Unfortunately as we know the maths doesn’t work this way, and it is impossible for everyone to be above average. The truth is that most of the population will be clustered around the average, whether it be in relation to height, intelligence or athletic prowess as examples, with the rest dispersed more broadly above and below.
This idea reminds me a lot of the investment management industry. There is a large proportion of the industry that is focused on trying to outperform the market, essentially trying to beat the average return. Their investment philosophies sounds plausible, and they talk about only investing in undervalued companies and how their superior skills and talent, or their algorithms can reliably do this. As a result of this self professed skill they ask you, the investor, to pay them a higher fee on the promise that they will generate above average returns for you.
The problem with this theory is that there are tens of thousands of people across the world trying to do the exact same thing, and the average return is based on the returns they all are able to generate individually. There will be some who perform better or worse at any point in time, but these do tend to move around over different periods of time – a bit like elite athletes who are in form for a period of time and then fall out of it. What’s more, when you add the hurdle of the additional fees charged by a manager who is actively trying to beat the average, it becomes even more difficult for them to do so. And that’s before we look at the after tax position which can be far different from the headline figures.

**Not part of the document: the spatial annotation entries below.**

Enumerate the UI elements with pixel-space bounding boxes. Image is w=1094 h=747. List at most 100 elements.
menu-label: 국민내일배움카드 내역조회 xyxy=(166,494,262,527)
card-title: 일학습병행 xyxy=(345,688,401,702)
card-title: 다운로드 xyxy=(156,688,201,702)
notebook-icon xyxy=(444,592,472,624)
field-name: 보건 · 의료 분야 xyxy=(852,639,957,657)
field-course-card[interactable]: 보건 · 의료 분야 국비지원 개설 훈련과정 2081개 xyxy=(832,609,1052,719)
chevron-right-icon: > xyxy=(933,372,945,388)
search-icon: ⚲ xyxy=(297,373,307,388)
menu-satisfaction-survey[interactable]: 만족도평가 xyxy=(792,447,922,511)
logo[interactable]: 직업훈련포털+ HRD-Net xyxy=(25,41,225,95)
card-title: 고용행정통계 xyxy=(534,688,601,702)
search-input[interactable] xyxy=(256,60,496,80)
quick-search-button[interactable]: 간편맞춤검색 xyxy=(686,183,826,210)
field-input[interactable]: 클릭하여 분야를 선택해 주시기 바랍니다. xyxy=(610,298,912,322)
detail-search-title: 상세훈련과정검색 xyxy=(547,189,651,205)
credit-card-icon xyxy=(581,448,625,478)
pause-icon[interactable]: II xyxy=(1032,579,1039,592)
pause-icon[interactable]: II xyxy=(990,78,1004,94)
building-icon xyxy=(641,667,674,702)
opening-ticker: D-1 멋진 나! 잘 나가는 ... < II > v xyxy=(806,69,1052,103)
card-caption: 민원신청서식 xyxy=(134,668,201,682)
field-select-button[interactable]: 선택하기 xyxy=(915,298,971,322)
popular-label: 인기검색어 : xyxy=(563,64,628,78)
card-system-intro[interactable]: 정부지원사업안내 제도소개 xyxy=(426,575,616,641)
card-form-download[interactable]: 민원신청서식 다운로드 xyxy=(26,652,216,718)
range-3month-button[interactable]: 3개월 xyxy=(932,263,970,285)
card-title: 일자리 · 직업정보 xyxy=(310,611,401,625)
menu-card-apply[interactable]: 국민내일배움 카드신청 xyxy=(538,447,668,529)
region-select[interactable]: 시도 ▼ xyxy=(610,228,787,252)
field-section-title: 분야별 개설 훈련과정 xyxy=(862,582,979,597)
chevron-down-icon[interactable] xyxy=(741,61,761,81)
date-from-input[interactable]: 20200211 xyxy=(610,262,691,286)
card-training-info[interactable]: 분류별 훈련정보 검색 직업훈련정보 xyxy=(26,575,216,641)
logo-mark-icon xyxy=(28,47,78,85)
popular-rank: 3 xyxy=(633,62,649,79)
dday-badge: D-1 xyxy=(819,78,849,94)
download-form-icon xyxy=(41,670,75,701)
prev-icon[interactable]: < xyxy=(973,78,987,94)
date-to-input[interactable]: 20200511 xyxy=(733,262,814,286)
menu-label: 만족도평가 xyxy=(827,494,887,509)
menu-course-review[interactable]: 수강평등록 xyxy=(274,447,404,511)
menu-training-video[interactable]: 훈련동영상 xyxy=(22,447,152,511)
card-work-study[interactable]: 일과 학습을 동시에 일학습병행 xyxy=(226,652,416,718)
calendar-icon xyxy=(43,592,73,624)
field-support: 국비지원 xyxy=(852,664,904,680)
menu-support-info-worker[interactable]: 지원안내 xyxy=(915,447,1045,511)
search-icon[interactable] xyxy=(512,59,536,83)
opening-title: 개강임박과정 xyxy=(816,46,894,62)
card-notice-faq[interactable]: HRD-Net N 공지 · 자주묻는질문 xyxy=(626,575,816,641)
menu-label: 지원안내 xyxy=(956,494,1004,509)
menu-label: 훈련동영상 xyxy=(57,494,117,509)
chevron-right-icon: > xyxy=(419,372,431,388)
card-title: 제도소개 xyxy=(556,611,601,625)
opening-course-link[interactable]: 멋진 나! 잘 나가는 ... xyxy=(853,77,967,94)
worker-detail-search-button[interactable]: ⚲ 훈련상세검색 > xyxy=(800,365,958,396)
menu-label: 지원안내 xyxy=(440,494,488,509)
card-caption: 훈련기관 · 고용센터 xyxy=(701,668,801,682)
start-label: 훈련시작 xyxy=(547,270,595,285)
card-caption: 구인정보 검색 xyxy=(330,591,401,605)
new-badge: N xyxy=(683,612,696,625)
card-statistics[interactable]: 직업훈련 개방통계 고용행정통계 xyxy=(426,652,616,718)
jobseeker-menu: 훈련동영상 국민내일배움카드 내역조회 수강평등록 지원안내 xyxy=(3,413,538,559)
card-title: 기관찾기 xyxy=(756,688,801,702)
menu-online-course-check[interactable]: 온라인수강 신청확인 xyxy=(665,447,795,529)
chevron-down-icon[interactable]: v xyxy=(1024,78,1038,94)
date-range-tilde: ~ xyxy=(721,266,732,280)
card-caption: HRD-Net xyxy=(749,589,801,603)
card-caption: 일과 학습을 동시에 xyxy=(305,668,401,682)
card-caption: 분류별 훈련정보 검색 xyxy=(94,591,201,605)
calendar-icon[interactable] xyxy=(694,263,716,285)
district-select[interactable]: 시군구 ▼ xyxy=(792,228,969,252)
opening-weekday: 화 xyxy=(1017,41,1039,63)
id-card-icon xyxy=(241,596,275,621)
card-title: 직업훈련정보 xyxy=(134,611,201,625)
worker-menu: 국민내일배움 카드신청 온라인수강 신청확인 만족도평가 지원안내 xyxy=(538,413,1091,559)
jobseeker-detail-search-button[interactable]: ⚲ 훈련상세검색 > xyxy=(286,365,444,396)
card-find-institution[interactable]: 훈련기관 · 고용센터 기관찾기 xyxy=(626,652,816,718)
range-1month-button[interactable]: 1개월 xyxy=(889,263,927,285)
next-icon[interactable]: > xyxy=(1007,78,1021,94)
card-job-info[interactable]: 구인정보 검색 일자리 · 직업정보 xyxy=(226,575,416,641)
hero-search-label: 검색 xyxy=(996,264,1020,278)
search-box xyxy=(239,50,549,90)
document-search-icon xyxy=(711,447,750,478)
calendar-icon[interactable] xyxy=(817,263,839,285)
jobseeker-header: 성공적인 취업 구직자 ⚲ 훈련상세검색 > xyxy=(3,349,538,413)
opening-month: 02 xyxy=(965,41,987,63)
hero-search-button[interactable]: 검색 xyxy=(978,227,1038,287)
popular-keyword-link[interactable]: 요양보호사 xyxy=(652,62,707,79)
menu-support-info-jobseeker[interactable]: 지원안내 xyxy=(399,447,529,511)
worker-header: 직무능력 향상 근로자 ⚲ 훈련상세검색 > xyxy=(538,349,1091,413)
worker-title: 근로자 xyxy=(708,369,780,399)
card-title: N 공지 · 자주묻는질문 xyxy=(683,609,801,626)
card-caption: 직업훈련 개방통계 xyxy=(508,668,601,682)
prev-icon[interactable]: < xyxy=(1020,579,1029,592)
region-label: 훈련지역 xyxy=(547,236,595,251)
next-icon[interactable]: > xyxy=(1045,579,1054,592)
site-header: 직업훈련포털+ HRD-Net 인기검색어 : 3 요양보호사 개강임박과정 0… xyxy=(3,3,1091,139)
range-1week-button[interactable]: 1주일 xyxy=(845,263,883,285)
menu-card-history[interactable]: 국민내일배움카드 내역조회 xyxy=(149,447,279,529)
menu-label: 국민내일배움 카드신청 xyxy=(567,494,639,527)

While there are undoubtedly some investors who do reliably generate above average returns over a statistically significant period of time, these are far less common than the marketing departments at investment management firms would have you believe. Ultimately too they are countered by ones who deliver significantly lower returns.
Perhaps we would be better served by forgoing the pressure of trying to be special and accepting that average can actually be good, particularly when all the factors are considered.